Karline ging in die Küche, zündete im Herd das Feuer an, holte Mehl, Milch und Eier aus dem Schrank und rührte davon einen Teig. Denn sie wollte Pfannkuchen zum Mittagessen machen. Ihr Mann, der Naz, war in der Morgenfrühe mit einer Fuhre Holz ins Tal gefahren. Wenn er nach Hause kam, hatte er einen gewaltigen Hunger und wollte sofort etwas zu essen auf dem Tische sehen. Sonst war es mit seiner guten Laune aus.

Während Karline in der Küche hantierte, trat Efrosine unter die Türe.

»Grüß Gott! Karline. – Kochst du schon das Mittagessen?«

»Grüß Gott, Efrosine! – Hast du den Naz mit seinem Kuhfuhrwerk nicht gesehen. Er ist ins Tal gefahren.«

»Ich komme auch aus dem Tal, habe ihn aber nicht gesehen. Im Vorbeigehen wollte ich wieder einmal bei dir ankehren. Da habe ich gerade vor dem Haus in der Mistlache etwas flattern sehen, und es war dies schwarze Bibbele.«

»Das Schwarze?«

»Ja, schau nur! Es zappelt noch ein wenig.«

»Das arme Tierlein!« sprach Karline, legte den Kochlöffel beiseite und wischte sich die Hände an der Schürze ab.

»Es hätte nicht mehr lange gedauert«, meinte Efrosine, »so wäre es ersoffen.«

Ging's um ihr Federvieh, so vergaß Karline Küche und Mittagessen.

»Ach je!« seufzte sie und nahm der Freundin das Küken aus der Hand, »es wäre schade darum gewesen. Das kann einen dauern, das nasse, halbtote Vögelchen.« Zärtlich strich sie über die nassen Federchen hin.

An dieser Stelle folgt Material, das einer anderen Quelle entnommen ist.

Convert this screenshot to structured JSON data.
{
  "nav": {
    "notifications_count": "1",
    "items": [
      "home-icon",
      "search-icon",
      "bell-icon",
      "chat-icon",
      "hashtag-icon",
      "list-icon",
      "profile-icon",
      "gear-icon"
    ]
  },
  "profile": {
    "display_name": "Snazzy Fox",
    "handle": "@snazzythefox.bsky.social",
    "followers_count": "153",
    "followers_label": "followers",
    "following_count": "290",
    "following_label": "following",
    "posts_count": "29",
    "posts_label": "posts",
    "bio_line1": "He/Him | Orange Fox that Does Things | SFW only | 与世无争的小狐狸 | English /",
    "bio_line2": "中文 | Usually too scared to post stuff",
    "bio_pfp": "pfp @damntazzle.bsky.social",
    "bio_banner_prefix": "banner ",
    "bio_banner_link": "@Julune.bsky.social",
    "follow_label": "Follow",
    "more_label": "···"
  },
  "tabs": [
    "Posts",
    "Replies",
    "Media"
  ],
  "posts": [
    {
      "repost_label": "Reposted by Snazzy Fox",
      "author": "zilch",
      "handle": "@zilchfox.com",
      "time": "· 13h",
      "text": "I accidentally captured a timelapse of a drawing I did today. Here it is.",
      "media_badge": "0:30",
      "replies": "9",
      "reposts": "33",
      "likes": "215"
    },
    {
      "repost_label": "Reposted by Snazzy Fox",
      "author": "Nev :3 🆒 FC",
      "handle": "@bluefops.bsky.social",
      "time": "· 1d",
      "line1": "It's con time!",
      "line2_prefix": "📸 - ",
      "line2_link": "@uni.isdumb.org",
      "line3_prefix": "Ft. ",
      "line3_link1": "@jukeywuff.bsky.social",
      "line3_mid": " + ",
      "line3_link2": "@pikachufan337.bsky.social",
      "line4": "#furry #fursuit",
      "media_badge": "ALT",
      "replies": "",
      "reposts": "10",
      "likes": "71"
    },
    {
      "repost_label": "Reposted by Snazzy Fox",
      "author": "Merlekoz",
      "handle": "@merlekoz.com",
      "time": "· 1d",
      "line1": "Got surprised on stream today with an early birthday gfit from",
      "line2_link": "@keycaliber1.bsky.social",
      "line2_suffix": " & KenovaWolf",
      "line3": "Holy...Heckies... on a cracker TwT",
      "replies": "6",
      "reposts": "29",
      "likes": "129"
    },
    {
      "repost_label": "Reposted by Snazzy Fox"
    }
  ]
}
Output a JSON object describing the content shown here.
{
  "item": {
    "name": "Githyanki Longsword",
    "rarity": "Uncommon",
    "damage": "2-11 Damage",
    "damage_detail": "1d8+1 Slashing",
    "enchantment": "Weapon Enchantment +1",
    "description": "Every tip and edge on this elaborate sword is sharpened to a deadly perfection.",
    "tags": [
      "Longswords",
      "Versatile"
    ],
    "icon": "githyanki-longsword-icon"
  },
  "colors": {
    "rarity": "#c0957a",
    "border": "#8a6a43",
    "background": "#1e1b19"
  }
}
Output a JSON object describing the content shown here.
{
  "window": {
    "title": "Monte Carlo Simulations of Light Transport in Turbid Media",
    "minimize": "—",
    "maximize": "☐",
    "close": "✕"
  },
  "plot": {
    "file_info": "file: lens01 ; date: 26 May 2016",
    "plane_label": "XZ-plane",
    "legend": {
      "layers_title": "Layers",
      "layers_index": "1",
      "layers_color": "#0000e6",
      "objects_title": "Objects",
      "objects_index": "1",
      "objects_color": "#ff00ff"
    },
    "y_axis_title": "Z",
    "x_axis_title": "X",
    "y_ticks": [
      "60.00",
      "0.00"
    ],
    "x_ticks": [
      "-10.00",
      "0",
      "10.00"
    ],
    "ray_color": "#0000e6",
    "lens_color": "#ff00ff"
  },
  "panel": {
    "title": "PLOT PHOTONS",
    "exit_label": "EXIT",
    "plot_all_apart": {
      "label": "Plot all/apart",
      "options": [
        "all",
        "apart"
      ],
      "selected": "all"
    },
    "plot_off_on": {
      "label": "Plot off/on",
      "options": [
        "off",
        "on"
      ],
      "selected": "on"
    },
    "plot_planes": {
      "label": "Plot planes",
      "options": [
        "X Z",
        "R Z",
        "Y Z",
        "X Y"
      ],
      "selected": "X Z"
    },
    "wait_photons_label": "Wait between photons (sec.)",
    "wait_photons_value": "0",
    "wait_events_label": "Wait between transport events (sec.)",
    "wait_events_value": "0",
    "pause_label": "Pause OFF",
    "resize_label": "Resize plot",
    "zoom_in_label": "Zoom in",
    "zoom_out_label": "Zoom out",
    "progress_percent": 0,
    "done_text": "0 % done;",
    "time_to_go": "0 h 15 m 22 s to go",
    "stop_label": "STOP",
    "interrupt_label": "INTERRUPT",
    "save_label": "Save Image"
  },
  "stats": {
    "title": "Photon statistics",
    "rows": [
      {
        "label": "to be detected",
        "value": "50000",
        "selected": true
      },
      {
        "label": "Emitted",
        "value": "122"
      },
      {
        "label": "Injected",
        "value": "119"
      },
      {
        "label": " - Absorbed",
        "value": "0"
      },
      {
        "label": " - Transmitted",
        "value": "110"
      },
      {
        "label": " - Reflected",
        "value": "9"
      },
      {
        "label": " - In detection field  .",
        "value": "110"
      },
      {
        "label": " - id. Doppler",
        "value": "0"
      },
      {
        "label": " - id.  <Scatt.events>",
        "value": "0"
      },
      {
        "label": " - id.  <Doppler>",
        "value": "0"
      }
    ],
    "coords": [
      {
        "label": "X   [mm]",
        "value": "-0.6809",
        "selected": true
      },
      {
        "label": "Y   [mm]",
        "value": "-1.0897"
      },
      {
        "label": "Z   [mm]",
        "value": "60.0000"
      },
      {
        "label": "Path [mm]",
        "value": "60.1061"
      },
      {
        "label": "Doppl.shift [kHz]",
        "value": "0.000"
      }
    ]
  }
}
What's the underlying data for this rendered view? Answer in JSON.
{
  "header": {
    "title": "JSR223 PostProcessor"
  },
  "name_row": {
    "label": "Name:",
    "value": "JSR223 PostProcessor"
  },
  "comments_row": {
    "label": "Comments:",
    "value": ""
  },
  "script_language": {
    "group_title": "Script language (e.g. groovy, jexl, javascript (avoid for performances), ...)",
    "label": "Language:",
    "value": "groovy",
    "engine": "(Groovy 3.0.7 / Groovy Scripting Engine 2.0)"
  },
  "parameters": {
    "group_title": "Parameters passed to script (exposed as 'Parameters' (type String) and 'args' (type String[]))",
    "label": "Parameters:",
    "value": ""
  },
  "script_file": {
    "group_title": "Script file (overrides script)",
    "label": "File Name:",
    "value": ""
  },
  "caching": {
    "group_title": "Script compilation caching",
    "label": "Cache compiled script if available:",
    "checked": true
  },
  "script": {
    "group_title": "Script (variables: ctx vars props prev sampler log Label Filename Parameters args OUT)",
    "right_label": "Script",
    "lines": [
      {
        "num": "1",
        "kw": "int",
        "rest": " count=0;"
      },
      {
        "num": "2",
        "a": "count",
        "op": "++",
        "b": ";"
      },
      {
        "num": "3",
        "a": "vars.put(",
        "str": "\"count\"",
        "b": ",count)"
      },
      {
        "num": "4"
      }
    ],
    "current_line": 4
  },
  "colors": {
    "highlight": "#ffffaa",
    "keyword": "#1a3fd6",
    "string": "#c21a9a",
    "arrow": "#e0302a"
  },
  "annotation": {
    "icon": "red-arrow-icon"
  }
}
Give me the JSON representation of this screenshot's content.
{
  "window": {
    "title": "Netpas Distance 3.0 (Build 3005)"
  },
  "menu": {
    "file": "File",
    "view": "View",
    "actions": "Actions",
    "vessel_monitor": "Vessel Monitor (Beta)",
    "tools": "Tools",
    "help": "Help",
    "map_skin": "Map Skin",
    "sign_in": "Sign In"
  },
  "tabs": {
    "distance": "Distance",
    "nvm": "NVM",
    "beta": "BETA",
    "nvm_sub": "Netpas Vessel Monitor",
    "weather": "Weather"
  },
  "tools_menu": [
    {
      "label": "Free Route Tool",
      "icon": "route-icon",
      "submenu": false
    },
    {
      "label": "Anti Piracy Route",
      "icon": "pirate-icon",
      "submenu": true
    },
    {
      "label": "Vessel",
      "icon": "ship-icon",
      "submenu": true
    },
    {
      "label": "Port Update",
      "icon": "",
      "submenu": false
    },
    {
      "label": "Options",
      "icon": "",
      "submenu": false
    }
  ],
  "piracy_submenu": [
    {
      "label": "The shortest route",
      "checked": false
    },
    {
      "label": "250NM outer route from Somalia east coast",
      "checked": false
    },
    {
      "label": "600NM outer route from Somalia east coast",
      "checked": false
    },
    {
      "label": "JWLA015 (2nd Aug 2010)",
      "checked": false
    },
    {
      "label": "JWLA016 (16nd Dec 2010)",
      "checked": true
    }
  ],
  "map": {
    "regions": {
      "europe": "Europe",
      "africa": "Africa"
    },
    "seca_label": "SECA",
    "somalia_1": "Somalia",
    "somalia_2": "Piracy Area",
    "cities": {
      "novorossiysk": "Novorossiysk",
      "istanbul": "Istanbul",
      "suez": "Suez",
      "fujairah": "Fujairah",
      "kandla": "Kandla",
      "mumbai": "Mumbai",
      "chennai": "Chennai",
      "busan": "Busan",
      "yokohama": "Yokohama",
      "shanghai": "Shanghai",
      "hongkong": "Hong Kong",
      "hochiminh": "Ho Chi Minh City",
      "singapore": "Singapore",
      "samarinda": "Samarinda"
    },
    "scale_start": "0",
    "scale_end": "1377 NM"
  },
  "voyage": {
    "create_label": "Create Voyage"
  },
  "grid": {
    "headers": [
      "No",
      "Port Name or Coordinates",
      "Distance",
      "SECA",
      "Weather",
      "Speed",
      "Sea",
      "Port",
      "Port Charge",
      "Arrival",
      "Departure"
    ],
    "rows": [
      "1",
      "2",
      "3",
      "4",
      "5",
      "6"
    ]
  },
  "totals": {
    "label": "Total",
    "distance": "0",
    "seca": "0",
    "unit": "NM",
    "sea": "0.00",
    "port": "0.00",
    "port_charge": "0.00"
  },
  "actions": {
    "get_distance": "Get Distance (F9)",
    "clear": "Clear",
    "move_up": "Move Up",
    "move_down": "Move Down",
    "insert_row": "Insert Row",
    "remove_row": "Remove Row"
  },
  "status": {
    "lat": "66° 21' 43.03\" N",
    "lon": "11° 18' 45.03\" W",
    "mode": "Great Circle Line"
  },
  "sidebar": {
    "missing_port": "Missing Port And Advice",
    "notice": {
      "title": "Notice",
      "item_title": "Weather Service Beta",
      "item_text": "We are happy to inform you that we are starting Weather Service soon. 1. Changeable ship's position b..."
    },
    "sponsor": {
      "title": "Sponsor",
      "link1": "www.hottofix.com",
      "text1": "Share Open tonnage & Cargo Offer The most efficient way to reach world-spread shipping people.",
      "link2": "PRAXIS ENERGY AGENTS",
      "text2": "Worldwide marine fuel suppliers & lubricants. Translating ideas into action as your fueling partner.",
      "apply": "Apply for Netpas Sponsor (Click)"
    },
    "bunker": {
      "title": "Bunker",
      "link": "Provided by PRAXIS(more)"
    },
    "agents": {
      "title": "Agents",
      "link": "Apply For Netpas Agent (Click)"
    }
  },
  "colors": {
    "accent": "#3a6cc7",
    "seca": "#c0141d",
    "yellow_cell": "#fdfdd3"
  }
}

»Efrosine, halte mir das Tierchen noch einen Augenblick und gehe in die Stube! – Ich komme gleich wieder.«

Sie kam mit einem Körbchen zurück, das mit weichem Heu gefüllt war, bettete das Schwarze darauf, stellte es am Fenster in die warmen Sonnenstrahlen und schaute das Tierchen lange an.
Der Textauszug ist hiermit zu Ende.